David Kellam, Figure Eight Island Homeowners’ Association administrator, echoed Catlin’s concern.
“Now the TDA will oversee it, and nothing at all against the TDA, it’s just there’s no guarantee that it will come back to the unincorporated waterways,” Kellam said during a July 30 phone interview.
Kellam said he sees all of the county’s inlets and waterways as essential to tourism.
“We’re not trying to get the funds at this time for Figure Eight, in any way, shape or form … but rather we want them to be used for the benefit of inlets throughout the county. I see that being able to operate boats safely in and out of inlets, and people being able to go enjoy the inlets and recreate in and around them as they do, is a major component of recreation, travel and tourism in this area,” Kellam said.

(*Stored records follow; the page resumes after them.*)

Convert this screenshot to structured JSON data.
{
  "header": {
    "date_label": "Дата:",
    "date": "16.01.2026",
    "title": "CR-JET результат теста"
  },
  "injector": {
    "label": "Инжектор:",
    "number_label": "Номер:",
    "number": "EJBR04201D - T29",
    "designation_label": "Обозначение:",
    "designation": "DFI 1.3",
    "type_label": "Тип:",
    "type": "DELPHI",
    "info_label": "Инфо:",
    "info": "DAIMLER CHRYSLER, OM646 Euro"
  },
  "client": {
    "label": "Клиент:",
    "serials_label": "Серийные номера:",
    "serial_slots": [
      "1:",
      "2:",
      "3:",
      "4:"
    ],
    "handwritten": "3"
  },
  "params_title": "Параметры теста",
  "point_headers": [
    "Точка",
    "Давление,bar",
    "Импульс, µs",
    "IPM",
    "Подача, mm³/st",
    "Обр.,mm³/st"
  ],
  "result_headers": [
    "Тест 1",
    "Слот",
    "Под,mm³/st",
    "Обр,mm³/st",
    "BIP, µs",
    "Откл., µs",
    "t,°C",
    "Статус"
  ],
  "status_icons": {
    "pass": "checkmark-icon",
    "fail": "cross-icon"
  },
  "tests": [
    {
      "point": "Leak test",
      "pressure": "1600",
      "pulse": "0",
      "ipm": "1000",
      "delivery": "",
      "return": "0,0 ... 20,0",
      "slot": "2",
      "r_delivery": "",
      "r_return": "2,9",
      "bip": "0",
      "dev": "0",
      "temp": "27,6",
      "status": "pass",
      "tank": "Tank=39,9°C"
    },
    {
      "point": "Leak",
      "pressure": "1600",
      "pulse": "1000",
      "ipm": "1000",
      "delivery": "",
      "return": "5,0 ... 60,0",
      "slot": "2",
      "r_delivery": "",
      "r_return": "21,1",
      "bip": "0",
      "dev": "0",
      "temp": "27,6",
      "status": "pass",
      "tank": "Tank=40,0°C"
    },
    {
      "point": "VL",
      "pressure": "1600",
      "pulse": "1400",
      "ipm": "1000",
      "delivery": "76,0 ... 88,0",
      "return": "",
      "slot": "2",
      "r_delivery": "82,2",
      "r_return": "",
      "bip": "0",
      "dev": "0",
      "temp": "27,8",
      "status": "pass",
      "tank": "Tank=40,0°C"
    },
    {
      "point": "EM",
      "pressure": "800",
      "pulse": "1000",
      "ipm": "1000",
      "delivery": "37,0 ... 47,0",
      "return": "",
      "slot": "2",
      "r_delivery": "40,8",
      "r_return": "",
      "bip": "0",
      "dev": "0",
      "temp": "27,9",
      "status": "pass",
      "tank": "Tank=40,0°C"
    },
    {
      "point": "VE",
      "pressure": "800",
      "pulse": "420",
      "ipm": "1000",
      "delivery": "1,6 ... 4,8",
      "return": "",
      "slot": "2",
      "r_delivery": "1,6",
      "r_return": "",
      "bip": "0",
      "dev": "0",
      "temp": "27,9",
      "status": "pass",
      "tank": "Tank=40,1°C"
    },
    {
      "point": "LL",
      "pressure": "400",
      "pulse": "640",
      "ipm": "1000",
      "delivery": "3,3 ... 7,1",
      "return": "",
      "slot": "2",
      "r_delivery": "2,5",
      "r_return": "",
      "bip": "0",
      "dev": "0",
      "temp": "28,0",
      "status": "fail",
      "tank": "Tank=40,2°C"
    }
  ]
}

Davis said during a July 28 phone interview that a pending memorandum of agreement between the tourism development authority and beach town governments will ensure money allocated for tourism-related activities will be used for inlet dredging.
Both Catlin and Kellam said they would be comfortable with the bill if the agreement is signed.
“If [Davis] is able to do that, that’ll be successful. But we passed the legislation without that being in place, which was my concern,” Catlin said.
“I’m glad to hear that Rep. Davis is working with the TDA to come up with the best solution, so we may very well get to a positive outcome on this, and I hope we do,” Kellam said.
Kim Hufham, president and CEO of Wilmington and Beaches Convention and Visitors Bureau, said she expects the TDA to consider the agreement during an August meeting. An informal poll conducted early in the process showed the TDA in full support of using inlet dredging as the language included in the bill, but she said the board will ultimately make the decision to support an agreement.
“I cannot speak for the TDA on that because I have not spoken with any of them. We haven’t even seen an agreement yet. I know the county is working on one,” Hufham said during a July 30 phone interview.
Regardless of how the agreement plays out, Catlin plans to revisit state guidelines on room occupancy tax collection and use during the 2015 long session. He said the guidelines were created when more federal funds offset beach maintenance costs, and facing dwindling federal support, the rules should be changed.
“Finding a way to use that unincorporated fund in the room tax would have been a step in the right direction but overall, in the long session, it’s one of my intents to really look at revisiting the standards so that we have more flexibility for our coastal areas for use of our room tax,” Catlin said. “You could spend all the money on tourism you wanted to but if there’s no beaches and no waterways and no inlets, I’m not sure it would do you any good.”
Davis said he is open to any citizen input on reform of the ROT guidelines after the short session ends and before the long session begins.